Effects of fixation and substrate protection on the isoenzymes of aspartate aminotransferase studied in a quantitative cytochemical model system.

The cytochemical technique of Lee and Torack for the demonstration of aspartate aminotransferase activity was tested on a model system consisting of either total liver homogenate or the mitochondrial or soluble cytoplasmic fraction, incorporated in polyacrylamide film. After incubation of portions of film in a medium of alpha-ketoglutarate, L-aspartate, and lead nitrate, the lead oxaloacetate formed was converted to lead sulfide. The absorbance determined at 520 nm in a film spectrophotometer and expressed in terms of unit weight of film provided a measure of the contained enzymatic activity, and was directly proportional to the concentration of chemically determined oxaloacetate in the film. Both mitochondrial and "soluble" isozymes of aspartate aminotransferase reacted with the cytochemical media to a quantitatively similar degree, but were considerably inactivated after 15 min of treatment with 1% glutaraldehyde or 3.7% formaldehyde in imidazole buffer, the rate of inactivation being greater for the soluble isozyme. Application of the principle of substrate protection delayed inactivation.
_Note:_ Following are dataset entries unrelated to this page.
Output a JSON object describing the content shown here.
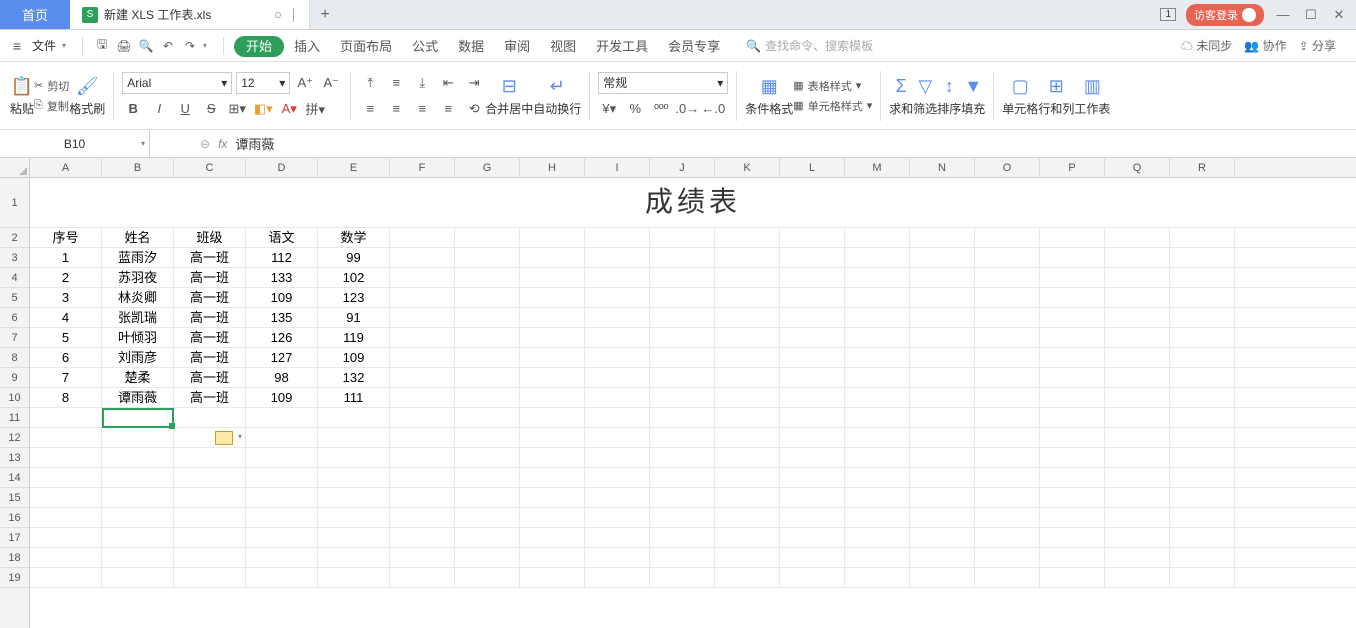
{
  "titlebar": {
    "home": "首页",
    "filename": "新建 XLS 工作表.xls",
    "badge": "1",
    "login": "访客登录"
  },
  "menubar": {
    "file": "文件",
    "tabs": [
      "开始",
      "插入",
      "页面布局",
      "公式",
      "数据",
      "审阅",
      "视图",
      "开发工具",
      "会员专享"
    ],
    "search_placeholder": "查找命令、搜索模板",
    "unsync": "未同步",
    "cooperate": "协作",
    "share": "分享"
  },
  "ribbon": {
    "paste": "粘贴",
    "cut": "剪切",
    "copy": "复制",
    "painter": "格式刷",
    "font": "Arial",
    "fontsize": "12",
    "merge": "合并居中",
    "wrap": "自动换行",
    "numfmt": "常规",
    "condfmt": "条件格式",
    "tablefmt": "表格样式",
    "cellfmt": "单元格样式",
    "sum": "求和",
    "filter": "筛选",
    "sort": "排序",
    "fill": "填充",
    "cell": "单元格",
    "rowcol": "行和列",
    "worksheet": "工作表"
  },
  "namebox": "B10",
  "formula": "谭雨薇",
  "columns": [
    "A",
    "B",
    "C",
    "D",
    "E",
    "F",
    "G",
    "H",
    "I",
    "J",
    "K",
    "L",
    "M",
    "N",
    "O",
    "P",
    "Q",
    "R"
  ],
  "title_text": "成绩表",
  "headers": [
    "序号",
    "姓名",
    "班级",
    "语文",
    "数学"
  ],
  "data": [
    [
      "1",
      "蓝雨汐",
      "高一班",
      "112",
      "99"
    ],
    [
      "2",
      "苏羽夜",
      "高一班",
      "133",
      "102"
    ],
    [
      "3",
      "林炎卿",
      "高一班",
      "109",
      "123"
    ],
    [
      "4",
      "张凯瑞",
      "高一班",
      "135",
      "91"
    ],
    [
      "5",
      "叶倾羽",
      "高一班",
      "126",
      "119"
    ],
    [
      "6",
      "刘雨彦",
      "高一班",
      "127",
      "109"
    ],
    [
      "7",
      "楚柔",
      "高一班",
      "98",
      "132"
    ],
    [
      "8",
      "谭雨薇",
      "高一班",
      "109",
      "111"
    ]
  ],
  "row_nums": [
    1,
    2,
    3,
    4,
    5,
    6,
    7,
    8,
    9,
    10,
    11,
    12,
    13,
    14,
    15,
    16,
    17,
    18,
    19
  ]
}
Thus, for both isozymes the rate of inactivation decreased if ketoglutarate was added to the fixative. Similarly, it was shown that the optimal incubation medium for the demonstration of the soluble isozyme must contain 4 mM of alpha-ketoglutarate and 20 mM of L-aspartate. Under these conditions the turnover-number for the cytochemical system is 70% of the value obtained from biochemical estimations. Cytochemical K(m) values differed for each isozyme and were in accord with values determined by biochemical techniques, indicating that the model system can be used as a link between biochemical and cytochemical data in enzymatic studies.